Earlier this summer, Facebook began to disable messaging in its mobile web app in order to push people to use its mobile Messenger app. However, this morning at TechCrunch Disrupt SF 2016, Messenger head David Marcus said that the option to use the mobile web experience isn’t going away entirely. Instead, the company is selectively disabling the mobile web view for users of certain devices.
Asked why Facebook would shut down mobile web support, given its expansive resources, Marcus replied, “do you know any other messaging app that has a mobile web experience?”
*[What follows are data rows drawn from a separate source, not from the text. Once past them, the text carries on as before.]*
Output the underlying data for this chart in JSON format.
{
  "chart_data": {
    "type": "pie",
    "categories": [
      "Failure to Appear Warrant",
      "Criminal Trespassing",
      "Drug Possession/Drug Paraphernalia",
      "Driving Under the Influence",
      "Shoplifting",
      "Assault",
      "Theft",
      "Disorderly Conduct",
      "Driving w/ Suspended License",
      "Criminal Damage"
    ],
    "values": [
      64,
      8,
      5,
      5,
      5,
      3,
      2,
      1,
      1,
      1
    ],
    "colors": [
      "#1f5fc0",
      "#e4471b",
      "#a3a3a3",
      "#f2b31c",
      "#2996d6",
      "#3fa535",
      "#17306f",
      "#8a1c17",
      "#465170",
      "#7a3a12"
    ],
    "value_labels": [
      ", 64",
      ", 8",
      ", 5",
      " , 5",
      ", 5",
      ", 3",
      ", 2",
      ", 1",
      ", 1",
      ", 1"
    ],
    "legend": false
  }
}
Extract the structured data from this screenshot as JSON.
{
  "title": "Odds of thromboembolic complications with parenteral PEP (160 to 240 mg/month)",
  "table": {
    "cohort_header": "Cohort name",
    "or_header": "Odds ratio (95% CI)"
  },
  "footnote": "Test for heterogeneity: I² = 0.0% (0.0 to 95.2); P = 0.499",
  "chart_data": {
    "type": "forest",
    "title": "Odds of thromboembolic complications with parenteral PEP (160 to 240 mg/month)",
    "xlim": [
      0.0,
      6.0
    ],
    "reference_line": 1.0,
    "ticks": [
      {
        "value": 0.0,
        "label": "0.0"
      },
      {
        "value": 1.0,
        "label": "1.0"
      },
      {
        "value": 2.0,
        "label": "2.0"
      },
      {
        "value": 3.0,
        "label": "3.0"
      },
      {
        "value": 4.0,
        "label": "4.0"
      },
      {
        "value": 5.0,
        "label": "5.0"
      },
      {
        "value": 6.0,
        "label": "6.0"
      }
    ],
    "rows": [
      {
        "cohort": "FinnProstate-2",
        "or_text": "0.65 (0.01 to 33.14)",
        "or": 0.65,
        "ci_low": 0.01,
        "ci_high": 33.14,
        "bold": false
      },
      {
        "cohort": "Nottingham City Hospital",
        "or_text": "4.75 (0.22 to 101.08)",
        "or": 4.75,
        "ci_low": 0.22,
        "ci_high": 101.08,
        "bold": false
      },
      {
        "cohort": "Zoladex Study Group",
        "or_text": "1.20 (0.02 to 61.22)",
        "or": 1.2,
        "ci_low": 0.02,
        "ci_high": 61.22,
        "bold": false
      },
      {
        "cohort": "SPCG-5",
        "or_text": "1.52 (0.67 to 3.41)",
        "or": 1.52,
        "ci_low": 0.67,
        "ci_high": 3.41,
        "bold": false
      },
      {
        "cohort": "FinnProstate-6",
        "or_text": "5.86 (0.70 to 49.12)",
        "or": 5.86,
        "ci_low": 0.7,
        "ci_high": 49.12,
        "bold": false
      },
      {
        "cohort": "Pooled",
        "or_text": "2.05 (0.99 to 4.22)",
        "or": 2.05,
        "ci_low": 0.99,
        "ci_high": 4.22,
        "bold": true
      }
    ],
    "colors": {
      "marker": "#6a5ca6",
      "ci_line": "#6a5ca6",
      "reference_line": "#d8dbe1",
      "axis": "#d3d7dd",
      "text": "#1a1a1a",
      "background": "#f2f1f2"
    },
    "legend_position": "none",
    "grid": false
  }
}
He noted also that the whole point of having a separate, mobile app is to create an ecosystem of push notifications, which helps to create an environment where users respond faster to incoming messages.
According to a recent survey, people told Facebook that they feel people respond to them faster on Messenger than on text, Marcus noted.
Still, mobile web support for Messenger is something that many have relied on, having not wanted to install another application on their phone, or not having the resources to do so.
Marcus explained that some users would not be affected by Facebook’s decision to push users to download the mobile app. For example, Facebook has decided not to remove access “on older Android devices that don’t have the memory or the network conditions,” to install Messenger, he said.
While Marcus didn’t clarify the exact requirements a device would have to meet in order to be able to use the mobile web version of Messenger, he noted that Facebook stopped serving the mobile web site to high-end devices, but not others.
Getting users to download the mobile app is part of Facebook’s larger, long-term vision for the platform. Eventually, Messenger wants to be the default messaging experience on users’ mobile devices – not SMS.
To get there, Marcus said, “it’s just a question of reach…it’s just about being able to reach all the people you want to reach. We just need to grow that, so people will continue using it.”
Already, Facebook has made a strong move to get Android users to switch over from using their phone’s native texting app by offering support for both Facebook chats and SMS texts in its Android Messenger mobile app.
“It’s a no-brainer to use Messenger [on Android],” he said. “The experience is so much better.”